A burger is a burger, unless it’s the House of Wines burger, which is in a class of its own. The patty has a juicy interior, with an outer crust boasting just the right amount of sear. A generous smear of tangy roasted garlic and rosemary aioli totally negates the need for ketchup, and maybe even mustard. I get physical cravings for the thing, and I’m not the only one. It’s developed a regional cult following of savvy burger-lovers who know the real deal when they see it.

My husband and I have lived in New York City, the San Francisco Bay Area, and Portland, Oregon—all cities hopping with lively, fancy-pants hamburger joints. The House of Wines burger easily stands shoulder-to-shoulder with offerings from any urban market with a respected burger scene. And at $9, it’s a steal in the city or the country.

I asked Sally Oliver, House of Wine’s owner and general manager, what makes their burger a world-class burger. It’s not specifically the beef; House of Wines does serve locally raised meat on occasion, but not in the burger. They do use a grind that’s 80 percent lean to 20 percent fat, a ratio widely acknowledged by most burger-lovers as a sweet spot.

And there’s no special tricks to how they form the patty. Sally even showed me: it’s a big wad of meat, not too densely packed, not too loosely packed. “Then is it how you cook it?” I pressed Sally.

Gracious as always, she replied, “On the flattop.” So the patty is griddled. Nothing earth-shattering about that. They toast the brioche bun and heat up the savory wine-braised onions on the flattop, too.

Here’s my theory. The House of Wines burger puts a diner in burger nirvana because it offers a balance of all burger components: the bun does not dwarf the patty; the braised onions compliment the beef without overpowering it; the aioli is packed enough with flavor it does not need to be piled on in excess to cut through the burger juices. The burger comes with a moderate scoop of rich and tasty potato salad. Why? Because fries have no business being around this burger.

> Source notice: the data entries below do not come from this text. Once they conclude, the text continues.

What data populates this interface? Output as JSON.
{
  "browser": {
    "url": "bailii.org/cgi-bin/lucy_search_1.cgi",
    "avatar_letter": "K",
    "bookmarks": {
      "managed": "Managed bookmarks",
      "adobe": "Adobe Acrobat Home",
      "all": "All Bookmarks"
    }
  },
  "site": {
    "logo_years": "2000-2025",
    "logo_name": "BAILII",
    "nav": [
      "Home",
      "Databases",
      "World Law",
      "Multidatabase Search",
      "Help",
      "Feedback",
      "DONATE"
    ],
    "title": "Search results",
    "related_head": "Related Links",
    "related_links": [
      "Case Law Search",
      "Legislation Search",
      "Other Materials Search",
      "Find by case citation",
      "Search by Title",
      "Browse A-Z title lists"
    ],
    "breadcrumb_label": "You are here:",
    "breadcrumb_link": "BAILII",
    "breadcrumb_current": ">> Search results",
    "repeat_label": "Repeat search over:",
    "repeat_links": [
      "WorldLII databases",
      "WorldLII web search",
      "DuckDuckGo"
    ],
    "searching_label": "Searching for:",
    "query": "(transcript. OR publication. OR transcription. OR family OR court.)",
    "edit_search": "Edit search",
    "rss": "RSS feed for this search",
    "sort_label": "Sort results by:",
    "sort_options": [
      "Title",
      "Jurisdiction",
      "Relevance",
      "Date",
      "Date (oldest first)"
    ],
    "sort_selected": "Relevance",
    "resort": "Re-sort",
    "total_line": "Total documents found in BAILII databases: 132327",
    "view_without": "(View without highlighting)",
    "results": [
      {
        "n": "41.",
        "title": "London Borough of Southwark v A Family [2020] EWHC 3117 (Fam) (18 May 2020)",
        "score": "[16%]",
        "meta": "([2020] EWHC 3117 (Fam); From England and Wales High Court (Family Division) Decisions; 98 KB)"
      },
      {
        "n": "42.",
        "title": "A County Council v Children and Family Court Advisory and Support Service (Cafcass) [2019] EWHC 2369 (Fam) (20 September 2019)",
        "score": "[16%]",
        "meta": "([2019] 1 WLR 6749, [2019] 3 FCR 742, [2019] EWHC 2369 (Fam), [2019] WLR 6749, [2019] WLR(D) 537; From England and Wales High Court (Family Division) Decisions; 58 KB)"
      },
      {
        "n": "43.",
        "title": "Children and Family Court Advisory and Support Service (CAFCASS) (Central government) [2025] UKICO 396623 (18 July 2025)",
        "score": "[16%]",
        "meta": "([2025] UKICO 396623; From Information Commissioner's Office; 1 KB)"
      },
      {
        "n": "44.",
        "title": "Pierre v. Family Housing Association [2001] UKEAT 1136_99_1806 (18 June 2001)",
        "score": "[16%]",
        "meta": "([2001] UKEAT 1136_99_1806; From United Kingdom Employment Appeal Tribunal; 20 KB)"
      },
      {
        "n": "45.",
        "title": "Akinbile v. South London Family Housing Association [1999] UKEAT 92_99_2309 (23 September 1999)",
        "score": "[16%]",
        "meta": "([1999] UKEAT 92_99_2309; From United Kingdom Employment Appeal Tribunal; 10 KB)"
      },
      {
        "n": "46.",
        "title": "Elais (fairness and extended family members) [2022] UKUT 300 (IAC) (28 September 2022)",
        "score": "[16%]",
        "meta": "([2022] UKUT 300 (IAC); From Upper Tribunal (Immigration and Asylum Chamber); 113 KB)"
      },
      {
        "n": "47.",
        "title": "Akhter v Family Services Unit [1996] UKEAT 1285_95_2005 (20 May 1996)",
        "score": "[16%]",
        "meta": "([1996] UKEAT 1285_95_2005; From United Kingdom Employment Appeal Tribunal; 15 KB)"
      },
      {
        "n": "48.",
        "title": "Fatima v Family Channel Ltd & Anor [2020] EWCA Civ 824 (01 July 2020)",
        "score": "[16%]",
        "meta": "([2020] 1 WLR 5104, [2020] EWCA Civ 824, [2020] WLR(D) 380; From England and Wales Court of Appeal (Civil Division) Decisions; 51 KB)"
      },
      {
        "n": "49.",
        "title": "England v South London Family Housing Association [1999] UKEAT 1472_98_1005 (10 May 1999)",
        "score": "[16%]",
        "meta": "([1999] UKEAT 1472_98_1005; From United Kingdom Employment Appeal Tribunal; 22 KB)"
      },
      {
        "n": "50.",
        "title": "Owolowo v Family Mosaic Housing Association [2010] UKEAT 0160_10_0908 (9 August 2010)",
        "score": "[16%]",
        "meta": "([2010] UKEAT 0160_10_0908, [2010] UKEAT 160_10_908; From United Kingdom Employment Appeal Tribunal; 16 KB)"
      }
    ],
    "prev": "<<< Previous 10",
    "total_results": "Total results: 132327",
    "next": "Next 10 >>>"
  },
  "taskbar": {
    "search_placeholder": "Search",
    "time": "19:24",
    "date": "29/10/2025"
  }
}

Also, I think chef Matt Lancaster cooks those burgers with love, and he trains his staff to, as well. It adds the je ne sais pas factor that’s more important than braised onions or aioli.

HOW burger, complete

HOW Burger: Complete

HOW burger, bitten

HOW Burger: Bitten

It’s worth noting my husband Joe loathes braised onions, and when we go to House of Wines and he orders the burger—which is every time we go to House of Wines, so enchanted is he—he heaps the braised onions on my plate. This is an ideal situation, in my opinion. Joe keeps meaning to branch out of his burger rut, but he can’t bring himself to. It’s worth it; despite the glory of the House of Wines burger, their other offerings offer pleasures, too (particularly the specials, where Chef Matt can exercise his creativity and enjoyment of seasonal ingredients).